Unfortunately, identity theft is a reality in America. According to a recent study by Javelin Strategy & Research, there were 14.4 million victims of identity theft in 2018. New account fraud alone accounted for $3.4 billion in losses. While situations like this can be devastating for individuals, they’re not the only ones affected. Businesses are also affected by fraudulent activity. Here’s a real-life false pretense claims scenario we’ve handled.
Our policyholder an auto dealer was contacted by a customer through email to purchase a 2015 Mercedes Benz the insured had on his lot. The dealer verified the customer had a valid license, completed a credit check, and gathered employment history and insurance information. The customer passed every check and test. The customer also met the financing requirements for the loan on the vehicle. The bank agreed to fully fund the loan 100% without any money down.

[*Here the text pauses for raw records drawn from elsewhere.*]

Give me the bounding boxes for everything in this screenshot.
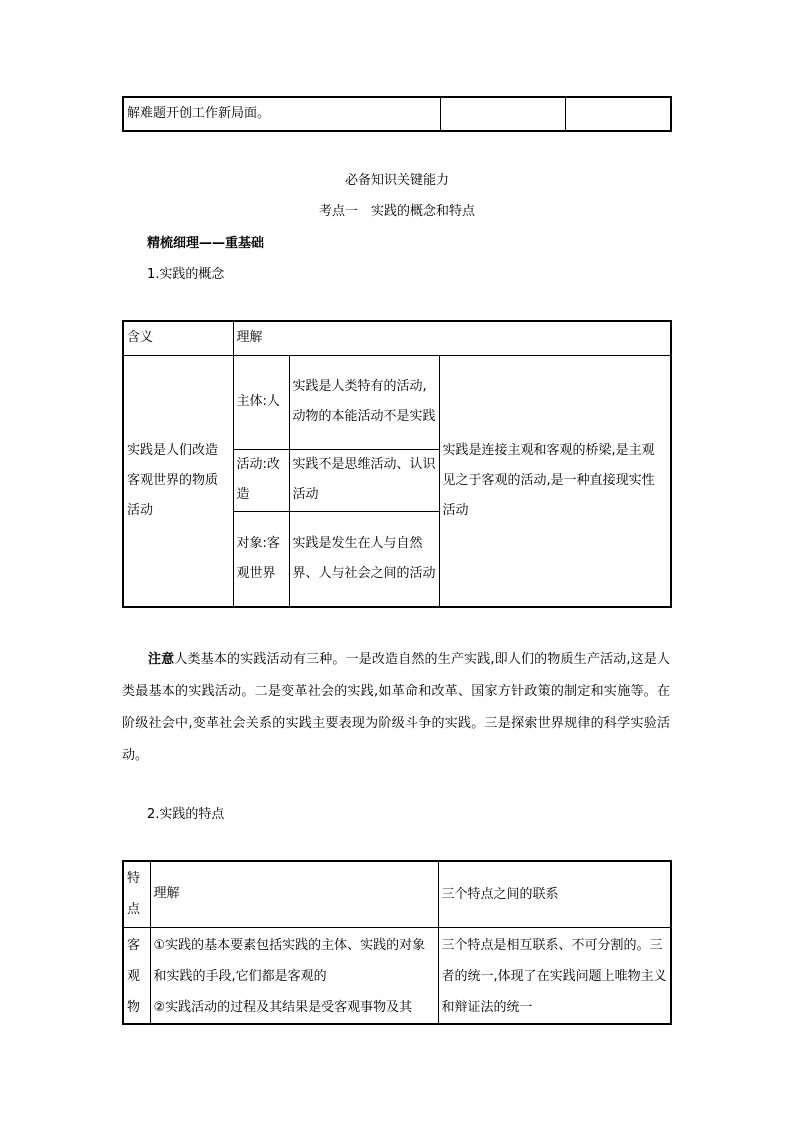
item-2-heading: 2.实践的特点 [147, 807, 225, 822]
summary-cell: 实践是连接主观和客观的桥梁,是主观见之于客观的活动,是一种直接现实性活动 [439, 355, 671, 607]
feature-cell: 客观物 [123, 927, 150, 1024]
topic-title: 考点一 实践的概念和特点 [318, 204, 475, 219]
note-label: 注意 [148, 652, 175, 667]
top-table-cell: 解难题开创工作新局面。 [123, 97, 440, 131]
header-feature: 特点 [123, 861, 150, 927]
aspect-label: 主体:人 [233, 355, 289, 449]
top-table-cell [565, 97, 671, 131]
aspect-text: 实践不是思维活动、认识活动 [289, 449, 439, 511]
section-title: 必备知识关键能力 [344, 173, 449, 188]
understanding-line-1: ①实践的基本要素包括实践的主体、实践的对象和实践的手段,它们都是客观的 [153, 937, 426, 984]
aspect-text: 实践是人类特有的活动,动物的本能活动不是实践 [289, 355, 439, 449]
note-paragraph [122, 644, 670, 772]
note-text: 人类基本的实践活动有三种。一是改造自然的生产实践,即人们的物质生产活动,这是人类最基本的实践活动。二是变革社会的实践,如革命和改革、国家方针政策的制定和实施等。在阶级社会中,变革社会关系的实践主要表现为阶级斗争的实践。三是探索世界规律的科学实验活动。 [122, 652, 670, 763]
item-1-heading: 1.实践的概念 [147, 267, 225, 282]
meaning-cell: 实践是人们改造客观世界的物质活动 [123, 355, 233, 607]
features-table [122, 860, 672, 1025]
understanding-cell [150, 927, 438, 1024]
aspect-label: 对象:客观世界 [233, 511, 289, 607]
top-table-cell [440, 97, 565, 131]
subheading: 精梳细理——重基础 [147, 236, 265, 251]
header-understanding: 理解 [150, 861, 438, 927]
header-understanding: 理解 [233, 321, 671, 355]
relation-cell: 三个特点是相互联系、不可分割的。三者的统一,体现了在实践问题上唯物主义和辩证法的统一 [438, 927, 671, 1024]
aspect-label: 活动:改造 [233, 449, 289, 511]
understanding-line-2: ②实践活动的过程及其结果是受客观事物及其 [153, 999, 413, 1015]
aspect-text: 实践是发生在人与自然界、人与社会之间的活动 [289, 511, 439, 607]
concept-table [122, 320, 672, 608]
header-meaning: 含义 [123, 321, 233, 355]
top-table [122, 96, 672, 132]
header-relation: 三个特点之间的联系 [438, 861, 671, 927]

The entire transaction was completed electronically and the vehicle was shipped to the customer in Georgia. Because the vehicle sale occurred in Michigan, the title was sent to the customer once the Michigan fees were paid. Almost two months later, the bank contacted the dealer regarding potential fraud as the customer had yet to make a payment on the vehicle. The dealer tried to call the customer, but the line was disconnected. It was determined that the customer used a stolen identity to purchase the vehicle.

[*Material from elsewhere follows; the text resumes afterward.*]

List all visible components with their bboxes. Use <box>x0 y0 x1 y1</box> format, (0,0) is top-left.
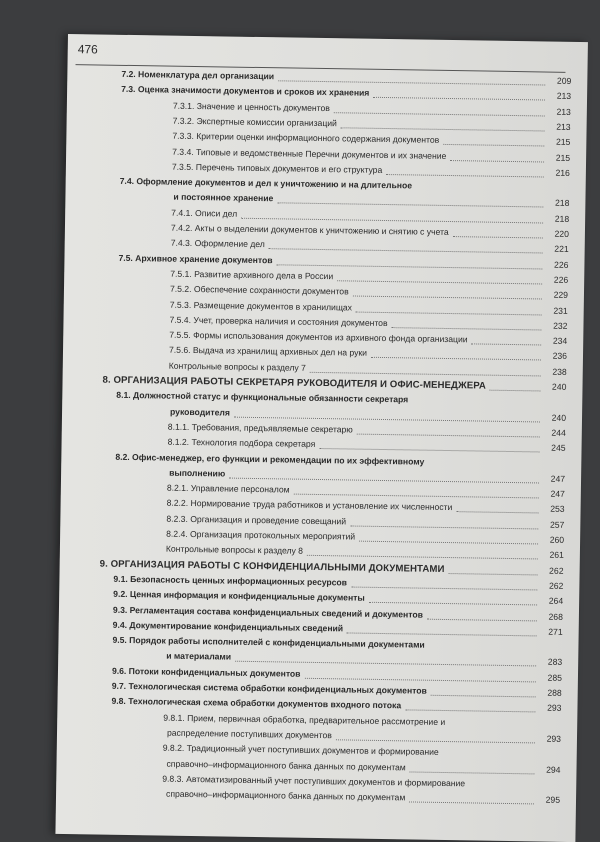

Our investigation determined this was a covered false pretense claim. However, the total amount of the claim was $59,995. Because the dealer’s policy carried only a $50,000 limit for false pretenses, a total of $50,000 was paid to the dealer for this claim. The $1,000 deductible was absorbed into what was over the limit. As a business owner, it’s important to review policy limits with your independent agent to ensure your business is properly covered.